The Trials of Lila Dalton
By L J Shepherd
Pushkin Vertigo 352pp £16.99
A junior barrister finds herself in court with no memory of her name, the case she’s involved in or why she’s there. Soon she discovers that her silk has been killed in a car crash and she now has sole responsibility for defending a man accused of causing multiple deaths in a terrorist bombing. The date is apparently 18 November 1996. The judge seems to know too much about her and her opposite number is bursting with arrogance and sexism. Things become increasingly peculiar as she finds that the court is on an island whose only hotel is grim and ill-equipped. Someone seems to be following her, all her telephone calls are tapped or interrupted, and people keep threatening her. There are also hints of supernatural intervention. The well-constructed account of Lila’s nightmare comes across as a howl of frustration at the state of the British legal system. For my taste, it would have been more effective had it been set within a recognisable present and without its woo-woo aspects.
First Lie Wins
By Ashley Elston
Headline 384pp £16.99
A young woman from the wrong side of the tracks has to fight to make her wealthy boyfriend’s childhood friends accept her in this twisty American thriller about identity, manipulation, blackmail and crimes of all sorts. It is impossible to give any further details of the plot, however, without providing spoilers. First Lie Wins is clever, entertaining and fast-moving. The main character, who appears with several different names as the novel moves between her adolescence and the present day, is attractive enough, in spite of her nefarious activities, to make you root for her in her endeavours.

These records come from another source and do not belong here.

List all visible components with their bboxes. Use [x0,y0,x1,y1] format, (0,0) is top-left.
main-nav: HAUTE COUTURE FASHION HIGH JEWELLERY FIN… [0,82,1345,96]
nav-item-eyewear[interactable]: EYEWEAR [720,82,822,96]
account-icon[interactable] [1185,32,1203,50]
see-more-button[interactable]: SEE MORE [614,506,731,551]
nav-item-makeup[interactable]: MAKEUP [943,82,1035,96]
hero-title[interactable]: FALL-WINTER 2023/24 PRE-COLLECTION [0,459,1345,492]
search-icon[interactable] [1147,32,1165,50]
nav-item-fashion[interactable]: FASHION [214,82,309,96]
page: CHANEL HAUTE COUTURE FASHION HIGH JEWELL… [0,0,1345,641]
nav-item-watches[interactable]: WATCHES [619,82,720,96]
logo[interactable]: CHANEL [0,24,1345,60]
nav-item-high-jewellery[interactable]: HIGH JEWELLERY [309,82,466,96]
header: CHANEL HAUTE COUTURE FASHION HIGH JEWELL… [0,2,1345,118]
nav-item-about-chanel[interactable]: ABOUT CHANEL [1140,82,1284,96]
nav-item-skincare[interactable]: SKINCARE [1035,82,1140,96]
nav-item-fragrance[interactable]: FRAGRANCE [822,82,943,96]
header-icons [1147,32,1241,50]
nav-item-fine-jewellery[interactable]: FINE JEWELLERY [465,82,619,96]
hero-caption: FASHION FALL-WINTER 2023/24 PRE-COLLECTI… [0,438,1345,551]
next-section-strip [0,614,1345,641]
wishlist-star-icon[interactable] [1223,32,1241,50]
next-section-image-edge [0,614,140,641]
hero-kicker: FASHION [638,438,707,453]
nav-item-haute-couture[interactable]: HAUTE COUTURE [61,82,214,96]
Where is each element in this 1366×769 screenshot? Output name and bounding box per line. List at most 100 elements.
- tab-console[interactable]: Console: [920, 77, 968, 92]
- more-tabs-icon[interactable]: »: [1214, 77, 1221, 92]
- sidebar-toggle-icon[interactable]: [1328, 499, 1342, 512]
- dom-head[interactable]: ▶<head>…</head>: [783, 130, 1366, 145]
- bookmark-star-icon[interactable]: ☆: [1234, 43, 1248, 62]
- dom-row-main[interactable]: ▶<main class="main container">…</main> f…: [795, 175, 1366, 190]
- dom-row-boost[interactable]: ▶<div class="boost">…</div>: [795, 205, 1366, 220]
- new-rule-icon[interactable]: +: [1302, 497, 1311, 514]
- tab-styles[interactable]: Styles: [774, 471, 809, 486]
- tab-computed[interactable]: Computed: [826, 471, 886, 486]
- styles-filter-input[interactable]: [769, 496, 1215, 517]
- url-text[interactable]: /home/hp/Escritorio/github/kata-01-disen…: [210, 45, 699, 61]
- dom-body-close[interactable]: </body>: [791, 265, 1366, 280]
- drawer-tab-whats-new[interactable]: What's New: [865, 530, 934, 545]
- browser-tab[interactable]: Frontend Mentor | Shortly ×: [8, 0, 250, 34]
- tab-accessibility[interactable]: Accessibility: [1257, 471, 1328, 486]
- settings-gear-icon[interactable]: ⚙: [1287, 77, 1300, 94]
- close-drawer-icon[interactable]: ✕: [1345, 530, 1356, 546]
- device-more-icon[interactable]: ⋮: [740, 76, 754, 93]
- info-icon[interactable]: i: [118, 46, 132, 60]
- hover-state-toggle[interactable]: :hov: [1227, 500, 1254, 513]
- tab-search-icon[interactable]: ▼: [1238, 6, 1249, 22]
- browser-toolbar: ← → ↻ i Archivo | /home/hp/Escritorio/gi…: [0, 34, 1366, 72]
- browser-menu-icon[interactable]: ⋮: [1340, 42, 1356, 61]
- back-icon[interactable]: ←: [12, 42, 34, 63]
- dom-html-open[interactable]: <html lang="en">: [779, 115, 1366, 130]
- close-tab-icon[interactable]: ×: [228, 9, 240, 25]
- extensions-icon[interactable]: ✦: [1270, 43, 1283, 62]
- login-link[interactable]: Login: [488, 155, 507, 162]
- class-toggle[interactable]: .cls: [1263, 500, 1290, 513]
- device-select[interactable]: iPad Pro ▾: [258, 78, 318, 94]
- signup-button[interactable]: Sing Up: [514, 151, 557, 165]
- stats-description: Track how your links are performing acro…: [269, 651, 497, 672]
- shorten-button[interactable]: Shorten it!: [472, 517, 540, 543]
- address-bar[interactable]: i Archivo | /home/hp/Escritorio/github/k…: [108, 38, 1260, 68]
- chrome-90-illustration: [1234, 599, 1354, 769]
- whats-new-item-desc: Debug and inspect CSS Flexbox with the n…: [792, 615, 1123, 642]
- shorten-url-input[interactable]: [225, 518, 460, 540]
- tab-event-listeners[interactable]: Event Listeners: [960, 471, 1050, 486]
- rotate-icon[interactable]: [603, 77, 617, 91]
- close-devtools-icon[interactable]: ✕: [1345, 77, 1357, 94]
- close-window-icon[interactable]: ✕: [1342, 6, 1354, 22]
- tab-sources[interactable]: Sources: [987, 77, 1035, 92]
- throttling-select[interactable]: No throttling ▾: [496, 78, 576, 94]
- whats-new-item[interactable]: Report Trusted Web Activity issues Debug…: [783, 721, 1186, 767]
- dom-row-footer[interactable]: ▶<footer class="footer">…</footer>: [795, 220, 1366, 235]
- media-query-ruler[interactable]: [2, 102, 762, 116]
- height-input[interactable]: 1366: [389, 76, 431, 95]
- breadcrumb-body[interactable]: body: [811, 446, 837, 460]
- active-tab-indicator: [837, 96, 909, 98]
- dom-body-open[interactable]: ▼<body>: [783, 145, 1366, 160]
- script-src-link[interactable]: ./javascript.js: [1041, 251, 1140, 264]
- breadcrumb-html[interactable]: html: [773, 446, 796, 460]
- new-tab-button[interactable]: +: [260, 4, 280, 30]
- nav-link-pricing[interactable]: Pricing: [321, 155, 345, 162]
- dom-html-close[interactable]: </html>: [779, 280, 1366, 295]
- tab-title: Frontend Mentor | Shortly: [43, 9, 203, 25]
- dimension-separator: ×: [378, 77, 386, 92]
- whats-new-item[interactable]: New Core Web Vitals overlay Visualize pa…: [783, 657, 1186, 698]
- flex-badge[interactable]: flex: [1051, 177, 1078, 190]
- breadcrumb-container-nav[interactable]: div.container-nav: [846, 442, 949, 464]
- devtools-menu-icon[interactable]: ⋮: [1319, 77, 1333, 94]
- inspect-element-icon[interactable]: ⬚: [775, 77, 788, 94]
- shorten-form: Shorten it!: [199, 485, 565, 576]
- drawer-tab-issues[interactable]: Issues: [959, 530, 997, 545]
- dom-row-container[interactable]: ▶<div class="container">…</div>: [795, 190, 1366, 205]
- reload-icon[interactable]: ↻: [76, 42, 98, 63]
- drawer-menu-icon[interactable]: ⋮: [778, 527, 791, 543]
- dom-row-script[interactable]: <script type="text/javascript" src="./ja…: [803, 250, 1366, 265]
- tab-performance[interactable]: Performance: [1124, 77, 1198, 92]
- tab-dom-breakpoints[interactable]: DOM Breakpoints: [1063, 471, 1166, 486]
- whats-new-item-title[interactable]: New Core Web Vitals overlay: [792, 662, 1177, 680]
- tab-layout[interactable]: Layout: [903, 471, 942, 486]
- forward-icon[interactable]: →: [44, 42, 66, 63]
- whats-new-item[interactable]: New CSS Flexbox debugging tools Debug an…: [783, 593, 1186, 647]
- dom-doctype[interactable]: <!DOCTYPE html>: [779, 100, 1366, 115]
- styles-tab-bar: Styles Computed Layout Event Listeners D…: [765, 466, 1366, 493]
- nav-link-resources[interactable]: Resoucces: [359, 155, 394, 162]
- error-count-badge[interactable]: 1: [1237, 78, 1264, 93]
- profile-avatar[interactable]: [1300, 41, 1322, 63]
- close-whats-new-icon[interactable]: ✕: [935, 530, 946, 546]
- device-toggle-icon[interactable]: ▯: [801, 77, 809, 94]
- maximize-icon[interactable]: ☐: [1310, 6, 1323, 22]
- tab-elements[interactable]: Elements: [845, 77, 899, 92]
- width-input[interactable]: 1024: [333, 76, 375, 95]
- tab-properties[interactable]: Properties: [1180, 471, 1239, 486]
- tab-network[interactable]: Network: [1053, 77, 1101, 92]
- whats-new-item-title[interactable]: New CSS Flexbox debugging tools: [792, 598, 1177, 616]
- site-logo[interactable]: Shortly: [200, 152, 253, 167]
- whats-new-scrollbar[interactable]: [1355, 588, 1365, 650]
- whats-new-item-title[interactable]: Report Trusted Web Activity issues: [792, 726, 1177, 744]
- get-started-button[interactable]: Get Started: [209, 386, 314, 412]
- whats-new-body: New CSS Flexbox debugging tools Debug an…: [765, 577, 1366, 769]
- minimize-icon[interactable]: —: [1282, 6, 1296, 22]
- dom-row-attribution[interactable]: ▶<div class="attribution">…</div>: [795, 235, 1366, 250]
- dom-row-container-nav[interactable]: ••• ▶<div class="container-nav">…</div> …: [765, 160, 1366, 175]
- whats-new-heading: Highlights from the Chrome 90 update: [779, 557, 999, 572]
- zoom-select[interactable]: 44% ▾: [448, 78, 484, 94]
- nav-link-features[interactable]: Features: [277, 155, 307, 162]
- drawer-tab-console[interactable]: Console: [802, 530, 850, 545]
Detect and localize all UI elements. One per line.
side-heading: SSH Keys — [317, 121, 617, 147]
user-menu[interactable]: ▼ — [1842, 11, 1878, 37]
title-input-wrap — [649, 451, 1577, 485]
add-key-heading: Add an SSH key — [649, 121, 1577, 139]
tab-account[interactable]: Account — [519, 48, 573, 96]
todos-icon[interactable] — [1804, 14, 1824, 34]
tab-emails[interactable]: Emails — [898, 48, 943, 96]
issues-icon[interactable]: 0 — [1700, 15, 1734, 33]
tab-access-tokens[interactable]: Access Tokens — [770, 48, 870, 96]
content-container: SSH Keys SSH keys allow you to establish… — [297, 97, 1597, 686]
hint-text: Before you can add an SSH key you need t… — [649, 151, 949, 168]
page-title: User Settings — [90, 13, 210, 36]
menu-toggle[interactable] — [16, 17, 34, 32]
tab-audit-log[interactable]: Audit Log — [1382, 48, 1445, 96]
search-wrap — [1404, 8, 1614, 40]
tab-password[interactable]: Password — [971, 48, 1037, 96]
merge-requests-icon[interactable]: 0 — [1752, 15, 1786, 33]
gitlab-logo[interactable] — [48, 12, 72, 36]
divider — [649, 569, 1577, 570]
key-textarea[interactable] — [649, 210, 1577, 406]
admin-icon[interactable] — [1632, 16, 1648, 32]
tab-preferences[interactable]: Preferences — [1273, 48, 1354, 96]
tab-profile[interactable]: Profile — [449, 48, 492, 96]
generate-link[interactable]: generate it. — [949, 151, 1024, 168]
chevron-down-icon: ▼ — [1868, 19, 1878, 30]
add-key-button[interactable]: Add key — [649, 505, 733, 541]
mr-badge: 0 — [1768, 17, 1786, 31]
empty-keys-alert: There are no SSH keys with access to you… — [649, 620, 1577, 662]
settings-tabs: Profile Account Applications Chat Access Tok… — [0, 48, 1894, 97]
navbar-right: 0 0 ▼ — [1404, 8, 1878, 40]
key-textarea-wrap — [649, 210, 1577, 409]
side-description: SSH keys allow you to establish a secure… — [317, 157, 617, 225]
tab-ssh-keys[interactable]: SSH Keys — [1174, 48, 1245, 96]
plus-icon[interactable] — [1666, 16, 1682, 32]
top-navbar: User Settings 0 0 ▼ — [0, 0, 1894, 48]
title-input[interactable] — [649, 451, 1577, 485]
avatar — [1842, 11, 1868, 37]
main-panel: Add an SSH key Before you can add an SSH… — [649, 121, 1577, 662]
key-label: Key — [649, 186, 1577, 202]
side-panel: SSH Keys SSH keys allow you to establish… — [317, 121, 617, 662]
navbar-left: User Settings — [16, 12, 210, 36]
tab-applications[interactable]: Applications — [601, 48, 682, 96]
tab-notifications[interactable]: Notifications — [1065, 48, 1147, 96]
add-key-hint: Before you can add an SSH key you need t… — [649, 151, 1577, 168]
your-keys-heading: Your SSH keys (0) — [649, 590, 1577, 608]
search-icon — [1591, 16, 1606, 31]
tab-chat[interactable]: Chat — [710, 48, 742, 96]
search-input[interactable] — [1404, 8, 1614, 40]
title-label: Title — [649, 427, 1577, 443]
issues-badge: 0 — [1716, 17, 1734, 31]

Knife Skills for Beginners
By Orlando Murrin
Bantam 336pp £14.99
Another stylish cosy crime novel comes from chef and cookery writer Orlando Murrin. He has set it in an upmarket cookery school in Belgravia, where Paul Delamare is persuaded to stand in as teacher by his old friend Christian Wagner. Christian is the more successful and well known of the two, a handsome and charismatic TV chef, but he has broken his arm and therefore cannot demonstrate the finer points of chopping and baking. When Christian is murdered, Paul finds his body and soon becomes the chief suspect. In between explaining himself to the police and providing alibis, he carries out his own investigation, which ends in a magnificently silly and violent battle in the basement kitchen. Colourful, entertaining and full of social observations, the account of Paul’s odyssey also has some moments of genuine emotion.
The Winter Visitor
By James Henry
riverrun 416pp £20
Police procedural novels can suffer from over-research and overfamiliarity, but James Henry brings a welcome individuality to this novel, which is set in Essex in 1991. Years earlier, Bruce Hopkins escaped drugs charges by fleeing to the Costa del Sol. Now he has returned home after receiving a letter from his wife forgiving him for everything and begging to see him again before her terminal illness worsens. We soon discover that she didn’t write it and is in the best of health. When he is found dead, the local police pick their way through his background and the clues to uncover a neat (and cruel) conspiracy and an understandable desire for vengeance. The roots of the revengers’ rage become clear early in the novel, and the ramifications are convincing and distressing. The police characters are appealing, and the misery and hatred are lightened with humour wherever possible.